Say I give a lecture to a room full of Americans and Japanese about the Battle of Midway. Years later one of the Americans and I meet again, and he vaguely recalls this lecture, but doesn't remember who won. I want to refresh his memory, so I say, "This is what I taught, that we won." There is no grammatical or morphological or syntactical or metasyntactical justification for either taking that as a direct quote or for insisting that the antecedent of "we" includes anyone more than the first and second person - myself and the American student.
You pointed to Paul's reference to people saved by the Gospel as examples of unbelievers.
Obviously, for you, it is absolutely critical that no preacher should ever imply that unbelievers are included in such a statement as 'Christ died for our sins'. Paul did not share your concerns. Paul does not guard against that which you so relentlessly and vehemently guard against.
As I have stated, repeatedly, I don't have a problem if the Bible includes unbelievers under Christ's death, as that only signifies there is an additional, non-atoning universality within Christ's death. It does not make universal the redemption which is inherent in reconciliation with the father which is inherent in the payment for sins which is effected by the death of Christ.

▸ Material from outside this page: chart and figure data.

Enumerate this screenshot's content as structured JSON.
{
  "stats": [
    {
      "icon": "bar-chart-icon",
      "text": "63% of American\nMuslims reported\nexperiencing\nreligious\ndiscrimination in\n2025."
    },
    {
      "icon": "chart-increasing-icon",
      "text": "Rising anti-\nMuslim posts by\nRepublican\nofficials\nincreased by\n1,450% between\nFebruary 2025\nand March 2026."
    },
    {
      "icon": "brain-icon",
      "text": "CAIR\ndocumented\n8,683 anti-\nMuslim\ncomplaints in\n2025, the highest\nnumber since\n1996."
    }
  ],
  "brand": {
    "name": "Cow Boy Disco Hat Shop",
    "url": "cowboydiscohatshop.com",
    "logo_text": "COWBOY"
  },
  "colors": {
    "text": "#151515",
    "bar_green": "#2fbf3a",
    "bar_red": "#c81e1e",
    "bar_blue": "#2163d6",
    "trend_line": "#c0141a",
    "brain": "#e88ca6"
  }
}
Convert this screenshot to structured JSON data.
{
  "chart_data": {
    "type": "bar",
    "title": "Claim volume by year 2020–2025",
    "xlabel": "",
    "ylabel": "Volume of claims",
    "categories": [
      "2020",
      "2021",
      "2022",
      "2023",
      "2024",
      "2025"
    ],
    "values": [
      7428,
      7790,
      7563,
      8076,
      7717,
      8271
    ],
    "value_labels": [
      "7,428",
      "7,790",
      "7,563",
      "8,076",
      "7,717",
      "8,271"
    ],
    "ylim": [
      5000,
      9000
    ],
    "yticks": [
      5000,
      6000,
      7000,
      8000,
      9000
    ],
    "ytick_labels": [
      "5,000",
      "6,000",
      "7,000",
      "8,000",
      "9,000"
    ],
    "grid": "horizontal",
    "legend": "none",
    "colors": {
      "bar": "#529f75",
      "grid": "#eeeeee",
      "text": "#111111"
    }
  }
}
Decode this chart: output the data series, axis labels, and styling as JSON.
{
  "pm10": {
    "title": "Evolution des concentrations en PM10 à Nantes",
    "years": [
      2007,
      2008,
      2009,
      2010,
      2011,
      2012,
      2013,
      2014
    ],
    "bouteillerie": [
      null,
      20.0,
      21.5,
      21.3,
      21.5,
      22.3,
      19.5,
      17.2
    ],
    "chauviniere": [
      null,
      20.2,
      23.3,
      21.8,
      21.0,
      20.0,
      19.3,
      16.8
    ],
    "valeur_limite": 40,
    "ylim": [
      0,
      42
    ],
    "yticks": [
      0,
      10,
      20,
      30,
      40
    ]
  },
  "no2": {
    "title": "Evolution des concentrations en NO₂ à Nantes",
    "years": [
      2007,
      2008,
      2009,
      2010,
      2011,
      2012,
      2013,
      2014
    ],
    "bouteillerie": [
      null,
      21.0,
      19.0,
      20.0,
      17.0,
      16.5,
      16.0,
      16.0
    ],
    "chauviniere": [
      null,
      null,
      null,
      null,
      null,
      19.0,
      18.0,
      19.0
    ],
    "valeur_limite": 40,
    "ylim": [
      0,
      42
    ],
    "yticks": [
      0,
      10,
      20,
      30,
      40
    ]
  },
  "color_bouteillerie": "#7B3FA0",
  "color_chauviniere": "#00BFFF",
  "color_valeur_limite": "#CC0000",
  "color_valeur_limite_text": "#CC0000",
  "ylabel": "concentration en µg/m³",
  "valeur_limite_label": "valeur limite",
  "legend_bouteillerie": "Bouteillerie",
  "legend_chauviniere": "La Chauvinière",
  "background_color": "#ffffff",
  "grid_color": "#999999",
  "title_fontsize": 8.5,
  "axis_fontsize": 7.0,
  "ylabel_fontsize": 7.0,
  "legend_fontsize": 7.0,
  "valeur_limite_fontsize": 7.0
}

But moreover, you need to go back and read and at least attempt to interact with what I've written on second person clusivity. You've demanded on several occasions that I explain why Paul isn't guarding against a certain misunderstanding, but I have already established that the human brain is unable to make that misunderstanding, because second person clusivity is too complicated a concept for the language center to process when handling a pronoun. In other words, the concept "not just me, not just you, but them also" needs to be present in a text for reasons beyond pronoun choice. It's not. It's fairly apparent that the reason you see it in this text is that you introduced it to this text because of your precommitment to general atonement.
Also consider, what I'm "vehemently defending against" is the idea that I Cor 15 has general atonement undertones, so it would be silly for me to expect Paul to explicitly preclude general atonement in this passage, since he's said nothing which would indicate it except to those who are already precommitted to it.